İrfan dünyamızın ünlü yıldızı Mevlânâ da “biz ayırmaya değil, birleştirmeye geldik,” demektedir. Sanırım Hz. Mevlânâ ve onun gibi erenlerin düşüncelerini evrensel kılan da bu bakış açısıdır. Eğer insanlar, aynı gönlü paylaşmıyorlarsa, aynı dili konuşsalar da onlar, asla birleştirme yanlısı olamazlar. Çünkü onların dili ayrımcıdır, birleştirici değil. Önce, içte, gönülde birlik olmalıdır. Bu birliktelik, dolaylı olarak zaten dıştaki, kalıpların, bedenlerin birlikteliğini beraberinde getirecektir. Kendi içinde ikilikler ve zıtlıklar yaşayan insanların dış dünyada birlik pozları sahtedir, yapmacıktır. Manada birlik olmazsa, surette birlik olmaz. Mana ve surette birliğin ilacı; maneviyat, ahlak ve metafizik gerçekliktir.

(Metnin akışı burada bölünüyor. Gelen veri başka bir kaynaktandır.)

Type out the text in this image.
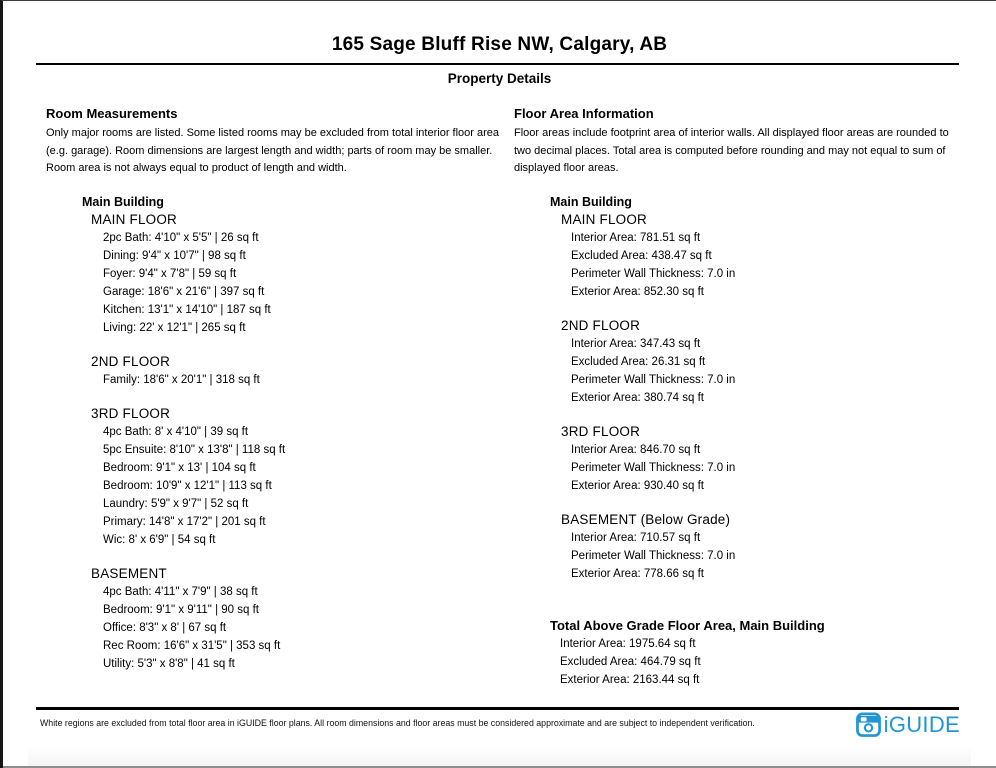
165 Sage Bluff Rise NW, Calgary, AB
Property Details
Room Measurements
Only major rooms are listed. Some listed rooms may be excluded from total interior floor area (e.g. garage). Room dimensions are largest length and width; parts of room may be smaller. Room area is not always equal to product of length and width.
Main Building
MAIN FLOOR
2pc Bath: 4'10" x 5'5" | 26 sq ft
Dining: 9'4" x 10'7" | 98 sq ft
Foyer: 9'4" x 7'8" | 59 sq ft
Garage: 18'6" x 21'6" | 397 sq ft
Kitchen: 13'1" x 14'10" | 187 sq ft
Living: 22' x 12'1" | 265 sq ft
2ND FLOOR
Family: 18'6" x 20'1" | 318 sq ft
3RD FLOOR
4pc Bath: 8' x 4'10" | 39 sq ft
5pc Ensuite: 8'10" x 13'8" | 118 sq ft
Bedroom: 9'1" x 13' | 104 sq ft
Bedroom: 10'9" x 12'1" | 113 sq ft
Laundry: 5'9" x 9'7" | 52 sq ft
Primary: 14'8" x 17'2" | 201 sq ft
Wic: 8' x 6'9" | 54 sq ft
BASEMENT
4pc Bath: 4'11" x 7'9" | 38 sq ft
Bedroom: 9'1" x 9'11" | 90 sq ft
Office: 8'3" x 8' | 67 sq ft
Rec Room: 16'6" x 31'5" | 353 sq ft
Utility: 5'3" x 8'8" | 41 sq ft
Floor Area Information
Floor areas include footprint area of interior walls. All displayed floor areas are rounded to two decimal places. Total area is computed before rounding and may not equal to sum of displayed floor areas.
Main Building
MAIN FLOOR
Interior Area: 781.51 sq ft
Excluded Area: 438.47 sq ft
Perimeter Wall Thickness: 7.0 in
Exterior Area: 852.30 sq ft
2ND FLOOR
Interior Area: 347.43 sq ft
Excluded Area: 26.31 sq ft
Perimeter Wall Thickness: 7.0 in
Exterior Area: 380.74 sq ft
3RD FLOOR
Interior Area: 846.70 sq ft
Perimeter Wall Thickness: 7.0 in
Exterior Area: 930.40 sq ft
BASEMENT (Below Grade)
Interior Area: 710.57 sq ft
Perimeter Wall Thickness: 7.0 in
Exterior Area: 778.66 sq ft
Total Above Grade Floor Area, Main Building
Interior Area: 1975.64 sq ft
Excluded Area: 464.79 sq ft
Exterior Area: 2163.44 sq ft
White regions are excluded from total floor area in iGUIDE floor plans. All room dimensions and floor areas must be considered approximate and are subject to independent verification.	iGUIDE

Eğer yaşadığımız dünyada yüzyıllar ötesinden seslenen Mevlana, Yunus Emre gibi barış elçilerinin farklılıkları varlık âlemindeki renkli vitraylar gibi görme dili, modern insanın gönül dünyasında ısıtıcı bir rol oynuyorsa, bunun köklerini, onların beslendiği manevi kaynaklarda aramalıyız. Çünkü onların mesajının özünde ayırma değil, birleştirme; nefret değil, insanı sevme; dışlamacılık değil hoşgörü; düşmanlık değil, merhamet; farklılıkları bir çatışma unsuru değil, birlikte yaşama zenginliği olarak görme ahlakı vardır.
Bizler birliğimizin ve dirliğimizin şifrelerini çok zengin olan kültür hayatımızda bulabiliriz. Yeter ki, önyargılı olmayalım ve birbirimize saygı eksenli tahammül göstermeyi özümseyelim.